There are *no* US corporations in the telecoms infrastructure business. Huawei is world #1 telecoms infrastructure provider (despite various governments hindrances), Ericsson are #2 (boosted by those same hindrances) and are desperately hoping that 5G will revive their fortunes in the way that 4G did, Nokia is a distant #3.
What makes this a useful battle ground for the proxy war between the US and China is that neither side have anything to loose.
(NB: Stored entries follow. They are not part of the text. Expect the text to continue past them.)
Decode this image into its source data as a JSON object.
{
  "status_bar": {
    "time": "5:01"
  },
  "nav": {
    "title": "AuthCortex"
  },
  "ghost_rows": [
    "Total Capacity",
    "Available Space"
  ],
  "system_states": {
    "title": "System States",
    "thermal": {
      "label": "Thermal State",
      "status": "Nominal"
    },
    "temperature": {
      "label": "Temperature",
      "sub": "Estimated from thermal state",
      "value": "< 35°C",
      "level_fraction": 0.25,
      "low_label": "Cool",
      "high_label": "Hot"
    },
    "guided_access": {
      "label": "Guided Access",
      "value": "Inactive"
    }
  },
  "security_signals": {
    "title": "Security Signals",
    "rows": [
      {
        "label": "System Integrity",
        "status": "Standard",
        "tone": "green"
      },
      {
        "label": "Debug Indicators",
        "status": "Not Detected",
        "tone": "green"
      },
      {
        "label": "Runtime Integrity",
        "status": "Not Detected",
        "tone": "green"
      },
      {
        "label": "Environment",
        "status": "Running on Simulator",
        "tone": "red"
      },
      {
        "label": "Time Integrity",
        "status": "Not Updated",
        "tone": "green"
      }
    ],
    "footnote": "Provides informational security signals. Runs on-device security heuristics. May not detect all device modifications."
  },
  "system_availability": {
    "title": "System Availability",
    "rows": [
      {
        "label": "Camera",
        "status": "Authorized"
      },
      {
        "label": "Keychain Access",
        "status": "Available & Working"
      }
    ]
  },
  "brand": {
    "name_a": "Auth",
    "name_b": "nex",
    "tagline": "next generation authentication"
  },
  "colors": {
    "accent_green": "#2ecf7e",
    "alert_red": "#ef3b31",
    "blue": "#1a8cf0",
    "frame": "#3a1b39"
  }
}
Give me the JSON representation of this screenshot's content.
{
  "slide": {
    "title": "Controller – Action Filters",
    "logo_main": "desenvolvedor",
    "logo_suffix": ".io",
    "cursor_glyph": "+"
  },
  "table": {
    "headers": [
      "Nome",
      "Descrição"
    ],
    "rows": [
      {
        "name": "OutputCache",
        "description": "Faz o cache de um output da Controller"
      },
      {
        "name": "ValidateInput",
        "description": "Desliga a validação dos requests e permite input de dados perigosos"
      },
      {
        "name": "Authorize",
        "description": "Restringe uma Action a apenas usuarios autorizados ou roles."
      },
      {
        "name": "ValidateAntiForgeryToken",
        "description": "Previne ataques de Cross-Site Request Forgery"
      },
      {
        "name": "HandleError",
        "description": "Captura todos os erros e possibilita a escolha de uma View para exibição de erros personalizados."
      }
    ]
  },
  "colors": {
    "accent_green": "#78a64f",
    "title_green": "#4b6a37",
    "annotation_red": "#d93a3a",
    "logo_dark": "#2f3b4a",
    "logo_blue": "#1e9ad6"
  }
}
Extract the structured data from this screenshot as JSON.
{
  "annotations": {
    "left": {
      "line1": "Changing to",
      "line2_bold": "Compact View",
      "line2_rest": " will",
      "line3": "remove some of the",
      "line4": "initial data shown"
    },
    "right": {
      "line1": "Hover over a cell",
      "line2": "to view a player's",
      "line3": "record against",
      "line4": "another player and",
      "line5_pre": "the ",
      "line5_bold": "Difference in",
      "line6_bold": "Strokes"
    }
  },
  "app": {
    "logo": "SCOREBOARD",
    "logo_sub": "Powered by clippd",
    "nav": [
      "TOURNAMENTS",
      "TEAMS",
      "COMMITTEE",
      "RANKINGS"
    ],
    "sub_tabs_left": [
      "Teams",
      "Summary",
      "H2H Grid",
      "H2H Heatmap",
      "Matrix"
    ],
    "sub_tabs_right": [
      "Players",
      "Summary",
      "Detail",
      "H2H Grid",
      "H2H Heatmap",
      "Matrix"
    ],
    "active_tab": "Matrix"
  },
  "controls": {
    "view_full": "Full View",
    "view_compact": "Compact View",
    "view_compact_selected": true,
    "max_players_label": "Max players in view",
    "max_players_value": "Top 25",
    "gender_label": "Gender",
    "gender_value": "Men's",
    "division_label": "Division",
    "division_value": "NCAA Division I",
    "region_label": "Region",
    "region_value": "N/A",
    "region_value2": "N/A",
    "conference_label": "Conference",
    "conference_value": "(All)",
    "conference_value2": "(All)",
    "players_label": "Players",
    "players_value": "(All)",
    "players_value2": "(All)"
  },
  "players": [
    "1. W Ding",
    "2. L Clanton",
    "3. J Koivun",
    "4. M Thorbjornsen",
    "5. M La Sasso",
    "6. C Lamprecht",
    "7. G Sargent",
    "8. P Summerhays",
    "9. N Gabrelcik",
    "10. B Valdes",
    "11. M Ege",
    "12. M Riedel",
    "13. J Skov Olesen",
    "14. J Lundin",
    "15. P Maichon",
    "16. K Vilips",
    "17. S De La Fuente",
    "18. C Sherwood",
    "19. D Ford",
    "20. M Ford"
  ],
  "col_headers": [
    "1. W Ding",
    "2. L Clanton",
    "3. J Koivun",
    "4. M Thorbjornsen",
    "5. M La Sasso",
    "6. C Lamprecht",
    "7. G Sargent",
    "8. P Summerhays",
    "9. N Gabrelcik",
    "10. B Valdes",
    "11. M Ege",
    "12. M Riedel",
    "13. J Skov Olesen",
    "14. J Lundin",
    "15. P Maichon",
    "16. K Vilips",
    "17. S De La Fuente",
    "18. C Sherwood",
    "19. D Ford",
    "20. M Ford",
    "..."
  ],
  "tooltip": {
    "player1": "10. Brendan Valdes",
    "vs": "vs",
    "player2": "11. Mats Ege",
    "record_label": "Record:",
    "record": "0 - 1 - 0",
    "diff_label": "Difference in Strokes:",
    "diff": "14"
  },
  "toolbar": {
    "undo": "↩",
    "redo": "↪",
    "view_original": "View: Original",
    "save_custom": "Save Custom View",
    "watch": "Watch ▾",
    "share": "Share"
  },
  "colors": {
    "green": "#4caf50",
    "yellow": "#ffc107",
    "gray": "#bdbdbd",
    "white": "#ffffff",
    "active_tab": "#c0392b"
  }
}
US companies can source their 5G requirements elsewhere and no US companies gain unfair advantage from government interference (keeping the WTO out of the fight) and China has their own needs fully covered regardless of the outcome (and get to exert additional control on a stubbornly independent company).
Never forget about "Trump's Razor" - his actions are usually explained in the stupidest and most corrupt way possible.
I don't have any specific evidence, but based on the way Trump is acting it looks like one of his buddies (or Trump Org) has investments in a Huawei competitor.
His goal was simply to slow Huawei down a bit so they didn't get quite as large a share of the global 5G projects. And of course Trump is willing to blow up the world economy as long as he gets what he wants personally.